Arama yapmak için lütfen yukarıdaki kutulardan birine aramak istediğiniz terimi girin.

Finansal Kiralama Bedelini Ödemede Temerrüde Düşen Kiracıya Karşı Kiralayanın Seçimlik Hakları ve Hukuki Sonuçları

Mehmet KARACA

(İKİNCİ BÖLÜM)

ÖZET:

Finansal kiralama sözleşmesi; tam iki tarafa borç yükleyen ve kullanımın devri amacı güden “sui generis” bir sözleşmedir. Kiracının, finansal kira bedelini ödemede temerrüde düşmesi durumunda kiralayanın seçimlik hakları, sadece Finansal Kiralama Sözleşmesi Kanununun 25. maddesinde düzenlenen sözleşmenin feshi ve fesihle uyumlu olumlu zararının istenebilmesi seçimlik hakkından ibaret değildir. Kiralayan, kira bedelini ödemede temerrüde düşen borçlusuna karşı aynı zamanda Borçlar Kanunu madde 106-108’de sayılan seçimlik haklarını da kullanabilir. Bu çerçevede kiralayan, borçlusundan sözleşmenin aynen ifası ile birlikte gecikme tazminatının ödenmesini isteyebileceği gibi ifa yerine olumlu zararının tazminini de seçmiş olabilir. FKK m. 25’te düzenlenen fesih ve fesihle uyumlu zarar hesaplanırken değişim teorisinin, BK m. 106-108’e göre ifa yerine olumlu zararın tazmini hesaplanırken ise fark teorisinin uygulanması gerekmektedir. Böylece kiralayanın, fesih sebebiyle hem malını iade alması hem de malın bedelini borçlusundan talep etme imkânı ortadan kaldırılmış olmaktadır. Kanaatimizce FKK m. 25’in lafzı, bu şekilde yapılacak düzeltici bir yorumla hukuk mantığına daha uygun olan adilane bir çözüme ulaştırılmış olacaktır.

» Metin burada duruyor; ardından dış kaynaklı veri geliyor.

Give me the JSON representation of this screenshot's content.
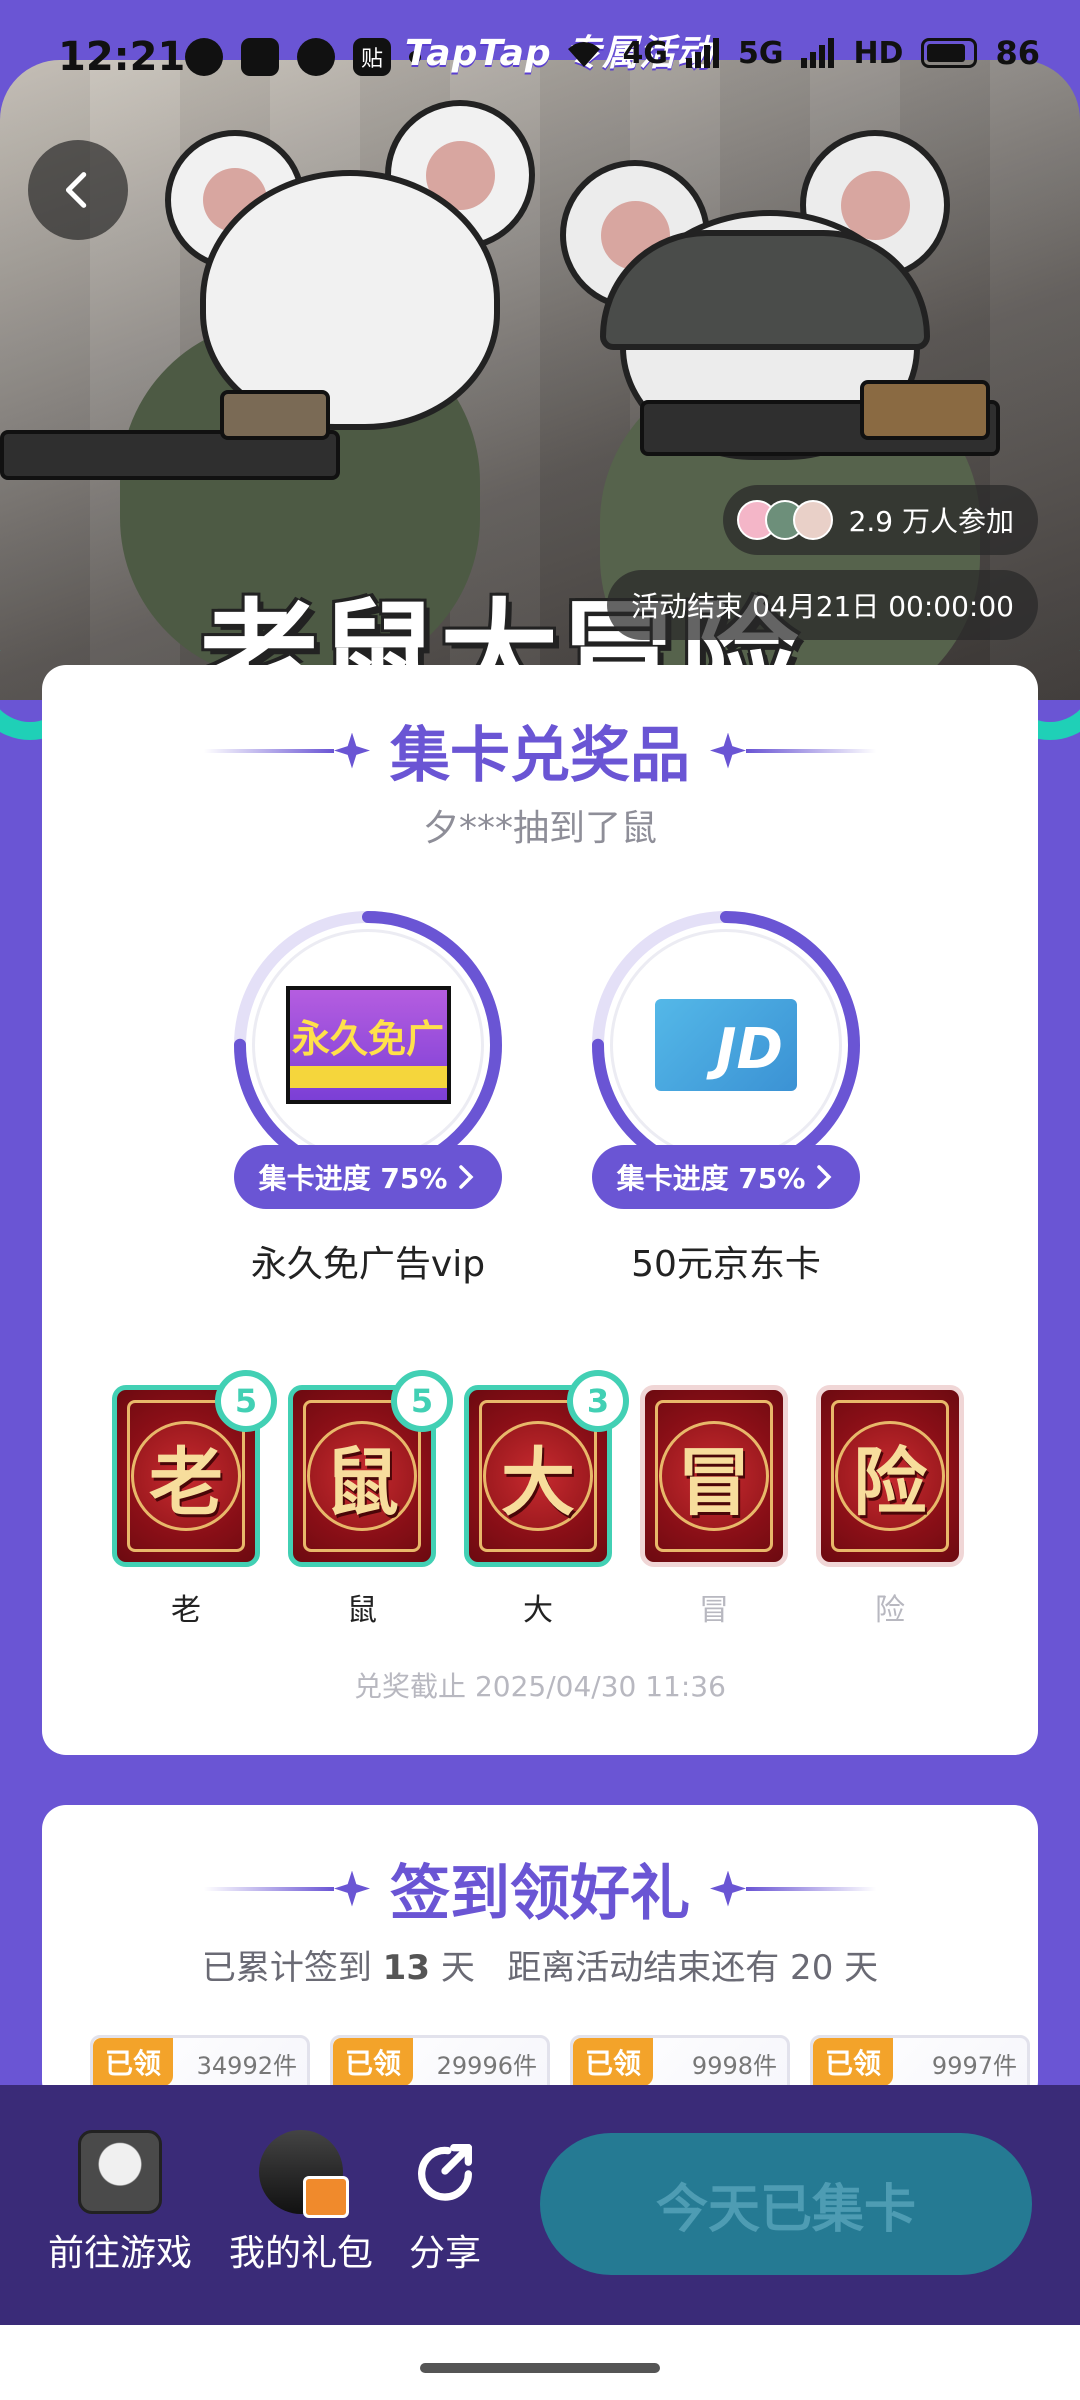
{
  "status_bar": {
    "time": "12:21",
    "banner": "TapTap 专属活动",
    "icons": [
      "wechat-icon",
      "qq-icon",
      "message-icon",
      "tieba-icon",
      "dot-icon"
    ],
    "tieba_glyph": "贴",
    "network_1": "4G",
    "network_2": "5G",
    "hd": "HD",
    "battery": "86"
  },
  "hero": {
    "title": "老鼠大冒险",
    "participants": "2.9 万人参加",
    "end_time": "活动结束 04月21日 00:00:00"
  },
  "collect": {
    "title": "集卡兑奖品",
    "ticker": "夕***抽到了鼠",
    "prizes": [
      {
        "name": "永久免广告vip",
        "image_text": "永久免广",
        "progress_label": "集卡进度 75%",
        "progress": 0.75
      },
      {
        "name": "50元京东卡",
        "image_text": "JD",
        "progress_label": "集卡进度 75%",
        "progress": 0.75
      }
    ],
    "cards": [
      {
        "char": "老",
        "label": "老",
        "count": "5"
      },
      {
        "char": "鼠",
        "label": "鼠",
        "count": "5"
      },
      {
        "char": "大",
        "label": "大",
        "count": "3"
      },
      {
        "char": "冒",
        "label": "冒",
        "count": ""
      },
      {
        "char": "险",
        "label": "险",
        "count": ""
      }
    ],
    "deadline": "兑奖截止 2025/04/30 11:36"
  },
  "checkin": {
    "title": "签到领好礼",
    "prefix": "已累计签到",
    "days": "13",
    "unit": "天",
    "remaining": "距离活动结束还有 20 天",
    "claims": [
      {
        "tag": "已领",
        "count": "34992件"
      },
      {
        "tag": "已领",
        "count": "29996件"
      },
      {
        "tag": "已领",
        "count": "9998件"
      },
      {
        "tag": "已领",
        "count": "9997件"
      }
    ]
  },
  "bottom_bar": {
    "game_label": "前往游戏",
    "gift_label": "我的礼包",
    "share_label": "分享",
    "cta_label": "今天已集卡"
  },
  "colors": {
    "primary": "#6a55d4",
    "accent_teal": "#42d0b4",
    "card_red": "#8a0f17",
    "claim_orange": "#f3a32a",
    "cta": "#257a93"
  }
}
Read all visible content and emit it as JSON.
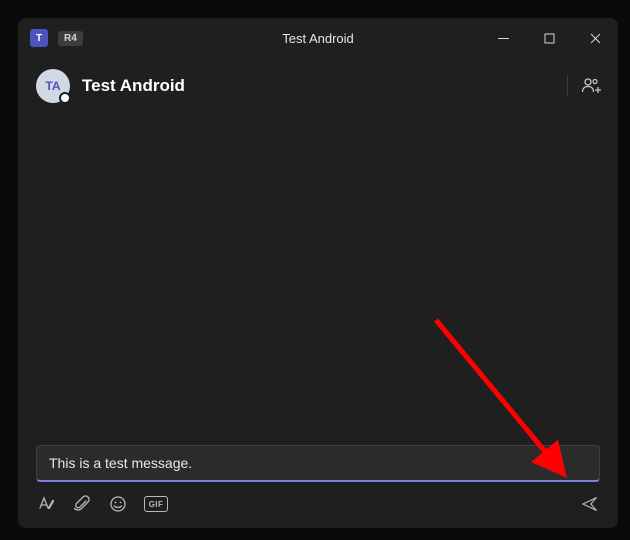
{
  "titlebar": {
    "app_glyph": "T",
    "badge": "R4",
    "title": "Test Android"
  },
  "chat_header": {
    "avatar_initials": "TA",
    "name": "Test Android"
  },
  "compose": {
    "value": "This is a test message."
  },
  "toolbar": {
    "gif_label": "GIF"
  }
}
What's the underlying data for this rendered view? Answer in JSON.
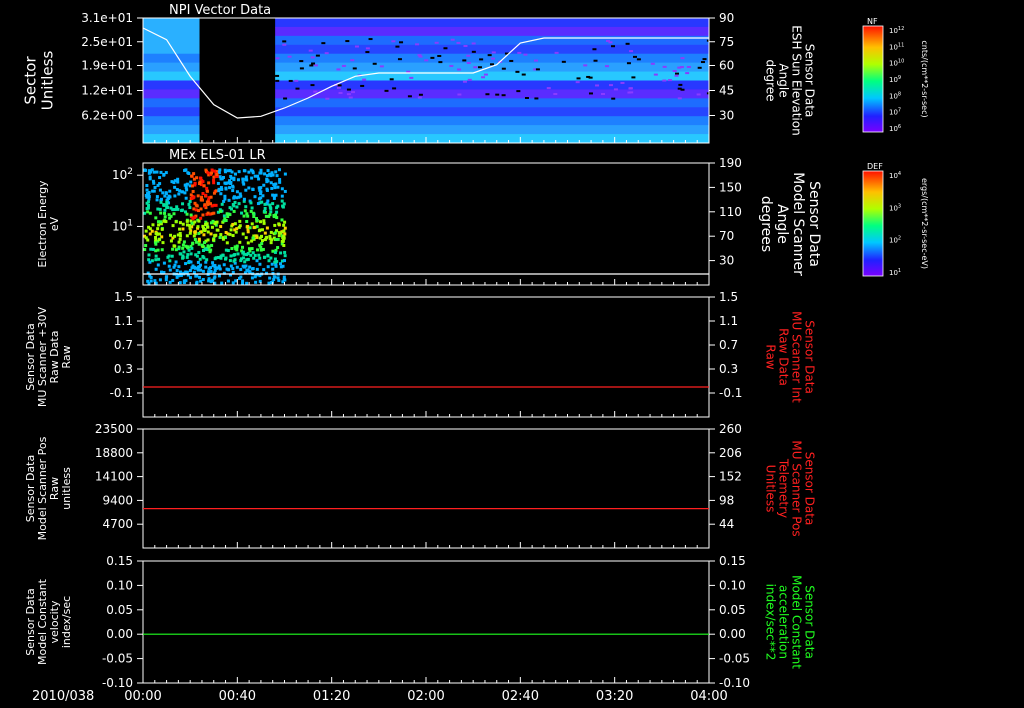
{
  "date_label": "2010/038",
  "time_ticks": [
    "00:00",
    "00:40",
    "01:20",
    "02:00",
    "02:40",
    "03:20",
    "04:00"
  ],
  "colors": {
    "axis": "#ffffff",
    "red": "#ff2020",
    "green": "#20ff20",
    "background": "#000000"
  },
  "colorbars": [
    {
      "label": "NF",
      "unit": "cnts/(cm**2-sr-sec)",
      "ticks": [
        "10^12",
        "10^11",
        "10^10",
        "10^9",
        "10^8",
        "10^7",
        "10^6"
      ]
    },
    {
      "label": "DEF",
      "unit": "ergs/(cm**2-sr-sec-eV)",
      "ticks": [
        "10^4",
        "10^3",
        "10^2",
        "10^1"
      ]
    }
  ],
  "chart_data": [
    {
      "type": "heatmap",
      "title": "NPI Vector Data",
      "ylabel": "Sector\nUnitless",
      "yticks": [
        "3.1e+01",
        "2.5e+01",
        "1.9e+01",
        "1.2e+01",
        "6.2e+00"
      ],
      "ylim": [
        0,
        31
      ],
      "right_axis": {
        "label": "Sensor Data\nESH Sun Elevation\nAngle\ndegree",
        "ticks": [
          90,
          75,
          60,
          45,
          30
        ],
        "ylim": [
          15,
          90
        ]
      },
      "series": [
        {
          "x": [
            "00:00",
            "00:10",
            "00:20",
            "00:30",
            "00:40",
            "00:50",
            "01:00",
            "01:10",
            "01:20",
            "01:30",
            "01:40",
            "01:50",
            "02:00",
            "02:10",
            "02:20",
            "02:30",
            "02:40",
            "02:50",
            "03:00",
            "03:20",
            "03:40",
            "04:00"
          ],
          "y": [
            84,
            77,
            55,
            38,
            30,
            31,
            36,
            42,
            49,
            55,
            57,
            57,
            57,
            57,
            57,
            62,
            75,
            78,
            78,
            78,
            78,
            78
          ]
        }
      ],
      "data_gap": [
        "00:24",
        "00:56"
      ]
    },
    {
      "type": "heatmap",
      "title": "MEx ELS-01 LR",
      "ylabel": "Electron Energy\neV",
      "yticks": [
        "10^2",
        "10^1"
      ],
      "right_axis": {
        "label": "Sensor Data\nModel Scanner\nAngle\ndegrees",
        "ticks": [
          190,
          150,
          110,
          70,
          30
        ],
        "ylim": [
          0,
          190
        ]
      },
      "series": [
        {
          "x": [
            "00:00",
            "01:00"
          ],
          "y": [
            12,
            12
          ]
        }
      ],
      "data_coverage": [
        "00:00",
        "01:00"
      ]
    },
    {
      "type": "line",
      "ylabel": "Sensor Data\nMU Scanner +30V\nRaw Data\nRaw",
      "yticks": [
        "1.5",
        "1.1",
        "0.7",
        "0.3",
        "-0.1"
      ],
      "ylim": [
        -0.5,
        1.5
      ],
      "right_axis": {
        "label": "Sensor Data\nMU Scanner Int\nRaw Data\nRaw",
        "ticks": [
          "1.5",
          "1.1",
          "0.7",
          "0.3",
          "-0.1"
        ],
        "ylim": [
          -0.5,
          1.5
        ]
      },
      "series": [
        {
          "x": [
            "00:00",
            "04:00"
          ],
          "y": [
            0.0,
            0.0
          ]
        }
      ]
    },
    {
      "type": "line",
      "ylabel": "Sensor Data\nModel Scanner Pos\nRaw\nunitless",
      "yticks": [
        "23500",
        "18800",
        "14100",
        "9400",
        "4700"
      ],
      "ylim": [
        0,
        23500
      ],
      "right_axis": {
        "label": "Sensor Data\nMU Scanner Pos\nTelemetry\nUnitless",
        "ticks": [
          "260",
          "206",
          "152",
          "98",
          "44"
        ],
        "ylim": [
          0,
          260
        ]
      },
      "series": [
        {
          "x": [
            "00:00",
            "04:00"
          ],
          "y": [
            86,
            86
          ]
        }
      ]
    },
    {
      "type": "line",
      "ylabel": "Sensor Data\nModel Constant\nvelocity\nindex/sec",
      "yticks": [
        "0.15",
        "0.10",
        "0.05",
        "0.00",
        "-0.05",
        "-0.10"
      ],
      "ylim": [
        -0.1,
        0.15
      ],
      "right_axis": {
        "label": "Sensor Data\nModel Constant\nacceleration\nindex/sec**2",
        "ticks": [
          "0.15",
          "0.10",
          "0.05",
          "0.00",
          "-0.05",
          "-0.10"
        ],
        "ylim": [
          -0.1,
          0.15
        ]
      },
      "series": [
        {
          "x": [
            "00:00",
            "04:00"
          ],
          "y": [
            0.0,
            0.0
          ]
        }
      ]
    }
  ]
}
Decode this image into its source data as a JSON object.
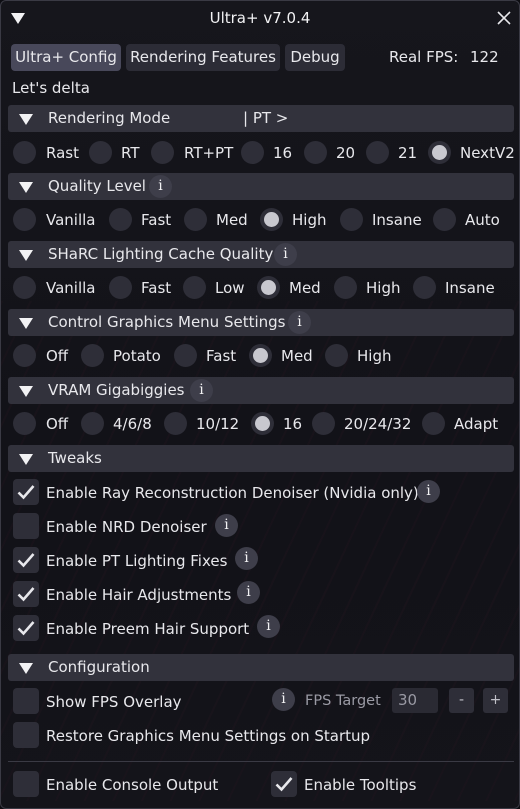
{
  "window": {
    "title": "Ultra+ v7.0.4"
  },
  "tabs": [
    {
      "label": "Ultra+ Config",
      "active": true
    },
    {
      "label": "Rendering Features",
      "active": false
    },
    {
      "label": "Debug",
      "active": false
    }
  ],
  "fps": {
    "label": "Real FPS:",
    "value": "122"
  },
  "status_text": "Let's delta",
  "sections": {
    "rendering_mode": {
      "title": "Rendering Mode",
      "suffix": "| PT >",
      "options": [
        "Rast",
        "RT",
        "RT+PT",
        "16",
        "20",
        "21",
        "NextV2"
      ],
      "selected": "NextV2"
    },
    "quality_level": {
      "title": "Quality Level",
      "info": "i",
      "options": [
        "Vanilla",
        "Fast",
        "Med",
        "High",
        "Insane",
        "Auto"
      ],
      "selected": "High"
    },
    "sharc": {
      "title": "SHaRC Lighting Cache Quality",
      "info": "i",
      "options": [
        "Vanilla",
        "Fast",
        "Low",
        "Med",
        "High",
        "Insane"
      ],
      "selected": "Med"
    },
    "control_graphics": {
      "title": "Control Graphics Menu Settings",
      "info": "i",
      "options": [
        "Off",
        "Potato",
        "Fast",
        "Med",
        "High"
      ],
      "selected": "Med"
    },
    "vram": {
      "title": "VRAM Gigabiggies",
      "info": "i",
      "options": [
        "Off",
        "4/6/8",
        "10/12",
        "16",
        "20/24/32",
        "Adapt"
      ],
      "selected": "16"
    },
    "tweaks": {
      "title": "Tweaks",
      "items": [
        {
          "label": "Enable Ray Reconstruction Denoiser (Nvidia only)",
          "checked": true,
          "info": "i"
        },
        {
          "label": "Enable NRD Denoiser",
          "checked": false,
          "info": "i"
        },
        {
          "label": "Enable PT Lighting Fixes",
          "checked": true,
          "info": "i"
        },
        {
          "label": "Enable Hair Adjustments",
          "checked": true,
          "info": "i"
        },
        {
          "label": "Enable Preem Hair Support",
          "checked": true,
          "info": "i"
        }
      ]
    },
    "configuration": {
      "title": "Configuration",
      "show_fps": {
        "label": "Show FPS Overlay",
        "checked": false,
        "info": "i"
      },
      "fps_target": {
        "label": "FPS Target",
        "value": "30",
        "minus": "-",
        "plus": "+"
      },
      "restore": {
        "label": "Restore Graphics Menu Settings on Startup",
        "checked": false
      },
      "console": {
        "label": "Enable Console Output",
        "checked": false
      },
      "tooltips": {
        "label": "Enable Tooltips",
        "checked": true
      }
    }
  },
  "colors": {
    "accent_check": "#e8e8ec",
    "header_bg": "#32323c",
    "tab_active": "#48485a"
  }
}
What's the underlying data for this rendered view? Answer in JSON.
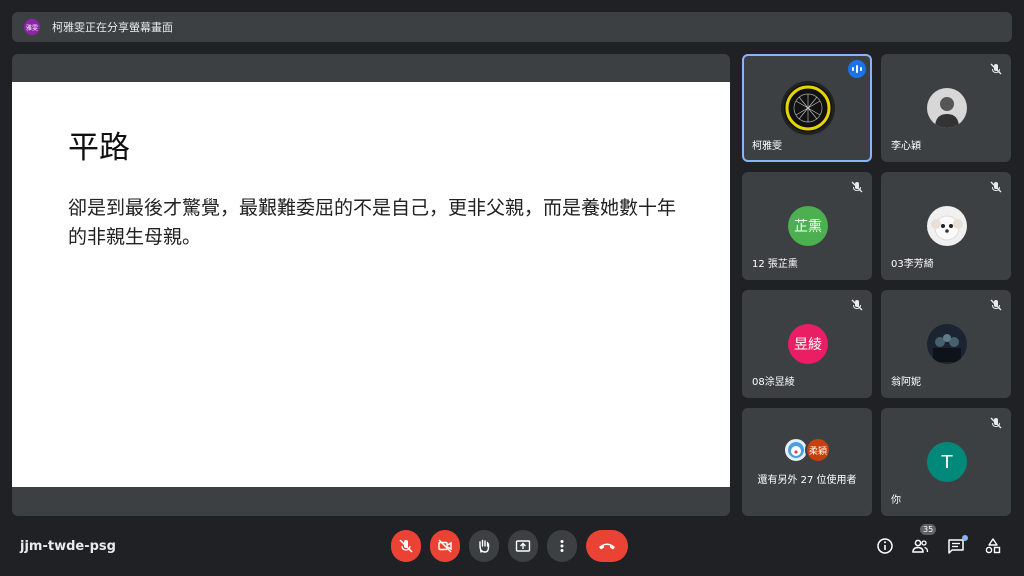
{
  "presentation_banner": {
    "avatar_text": "雅雯",
    "text": "柯雅雯正在分享螢幕畫面"
  },
  "slide": {
    "title": "平路",
    "body": "卻是到最後才驚覺，最艱難委屈的不是自己，更非父親，而是養她數十年的非親生母親。"
  },
  "participants": [
    {
      "name": "柯雅雯",
      "speaking": true
    },
    {
      "name": "李心穎",
      "muted": true
    },
    {
      "name": "12 張芷熏",
      "initials": "芷熏",
      "color": "#4caf50",
      "muted": true
    },
    {
      "name": "03李芳綺",
      "muted": true
    },
    {
      "name": "08涂昱綾",
      "initials": "昱綾",
      "color": "#e91e63",
      "muted": true
    },
    {
      "name": "翁阿妮",
      "muted": true
    },
    {
      "name": "還有另外 27 位使用者",
      "extra_avatar_text": "柔穎"
    },
    {
      "name": "你",
      "initials": "T",
      "color": "#00897b",
      "muted": true
    }
  ],
  "toolbar": {
    "meeting_code": "jjm-twde-psg",
    "people_count": "35"
  },
  "colors": {
    "background": "#202124",
    "danger": "#ea4335",
    "active_border": "#8ab4f8",
    "speaker_badge": "#1a73e8"
  }
}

Anahtar Kelimeler: Finansal kiralama sözleşmesinin hukuki niteliği, kiracının temerrüdü, kiralayanın seçimlik hakları, sözleşmenin aynen ifası ve gecikme tazminatı talebi, fesih ve fesihle uyumlu tazminat talebi, ifa yerine olumlu tazminat, değişim teorisi, fark teorisi, düzeltici yorum.

1. Kiralayanın Seçimlik Hakları Ve Hukuki Sonuçları

Finansal kiralayan, ifa için verilen son süreyi de verimsiz geçiren kiracıdan sözleşmenin aynen ifasını ve gecikme tazminatını talep edebilir. Sözleşmenin aynen ifasını ve gecikme tazminatını isteyen kiralayanın, kendi karşı edimini ifaya devam etmesi gerekmektedir1. Bu halde kiralayan, vadesi gelip de ödenmeyen kiralama bedellerini temerrüt faiziyle (BK m. 103) isteyebileceği gibi bunu aşan munzam zararını da (BK m. 105) somut ve ciddi delillerle ispat etmek şartıyla kiracıdan isteyebilir. Kiracının temerrüt faizi ödemesi, gecikmede kusurlu olması şartına bağlı değildir2. Hatta kiralayanın, bu temerrüt faizini talep edebilmesi için zarara uğraması da şart değildir. Ancak belirttiğimiz gibi munzam zararın istenebilmesi, borçlunun gecikmede kusurlu olması ve alacaklının da uğradığı bu fazla zararı somut ve ciddi delillerle ortaya koyabilmesi şartına bağlıdır.